De son côté, Alcibiades articule quelques chiffres:« Il faut compter plus ou moins 4000 frs pour les deux semaines, mais aussi une personne qui dort sous la tente toutes les nuits -à 80 frs la nuit- car il y a beaucoup de voleurs. Et c'est sans compter les différentes structures que l'on doit monter pour exposer notre marchandise. Avant, on jetait les supports, maintenant on les garde pour l'année suivante, car tout devient plus cher».

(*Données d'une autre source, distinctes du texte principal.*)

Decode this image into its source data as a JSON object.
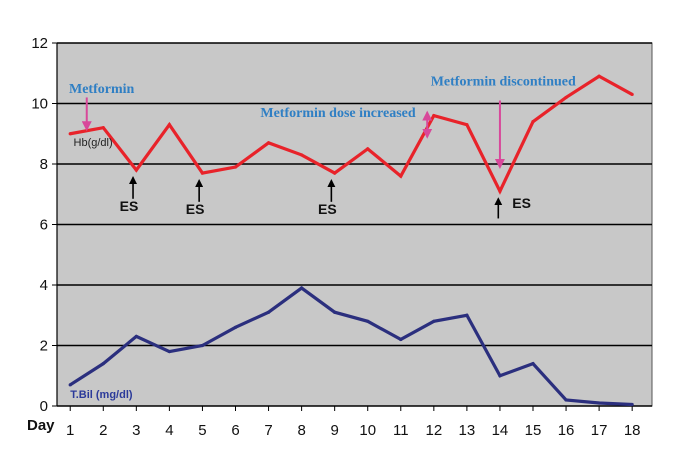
{
  "chart_data": {
    "type": "line",
    "xlabel": "Day",
    "x": [
      1,
      2,
      3,
      4,
      5,
      6,
      7,
      8,
      9,
      10,
      11,
      12,
      13,
      14,
      15,
      16,
      17,
      18
    ],
    "xlim": [
      0.6,
      18.6
    ],
    "ylim": [
      0,
      12
    ],
    "yticks": [
      0,
      2,
      4,
      6,
      8,
      10,
      12
    ],
    "grid": true,
    "background": "#c8c8c8",
    "series": [
      {
        "name": "Hb(g/dl)",
        "color": "#e8232a",
        "values": [
          9.0,
          9.2,
          7.8,
          9.3,
          7.7,
          7.9,
          8.7,
          8.3,
          7.7,
          8.5,
          7.6,
          9.6,
          9.3,
          7.1,
          9.4,
          10.2,
          10.9,
          10.3
        ]
      },
      {
        "name": "T.Bil (mg/dl)",
        "color": "#2b2f7e",
        "values": [
          0.7,
          1.4,
          2.3,
          1.8,
          2.0,
          2.6,
          3.1,
          3.9,
          3.1,
          2.8,
          2.2,
          2.8,
          3.0,
          1.0,
          1.4,
          0.2,
          0.1,
          0.05
        ]
      }
    ],
    "annotations": [
      {
        "text": "Metformin",
        "x": 1.5,
        "arrow_from": 10.2,
        "arrow_to": 9.15,
        "arrow_color": "#d8489a",
        "kind": "down"
      },
      {
        "text": "Metformin dose increased",
        "x": 11.8,
        "arrow_from": 8.9,
        "arrow_to": 9.7,
        "arrow_color": "#d8489a",
        "kind": "double"
      },
      {
        "text": "Metformin discontinued",
        "x": 14.0,
        "arrow_from": 10.1,
        "arrow_to": 7.9,
        "arrow_color": "#d8489a",
        "kind": "down"
      }
    ],
    "events": [
      {
        "label": "ES",
        "x": 2.9
      },
      {
        "label": "ES",
        "x": 4.9
      },
      {
        "label": "ES",
        "x": 8.9
      },
      {
        "label": "ES",
        "x": 13.95
      }
    ]
  }
}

Fervent défenseur de l'artisanat local, ce Sud-Américain vivant à Montreux tente de se démarquer avec ses créations inédites, comme des tabourets fabriqués à partir de vinyles recyclés et des bijoux originaux. Il expose également les toiles d'un artiste du coin. Et même si les visiteurs sont un peu plus réticents à ouvrir leur porte-monnaie cette année, Alcibiades est heureux de pouvoir réouvrir son stand: «C'est quand même l'entrée principale de notre travail d'artisans, la visibilité de notre concept et de notre implication sociale. Les deux dernières années ont été dures».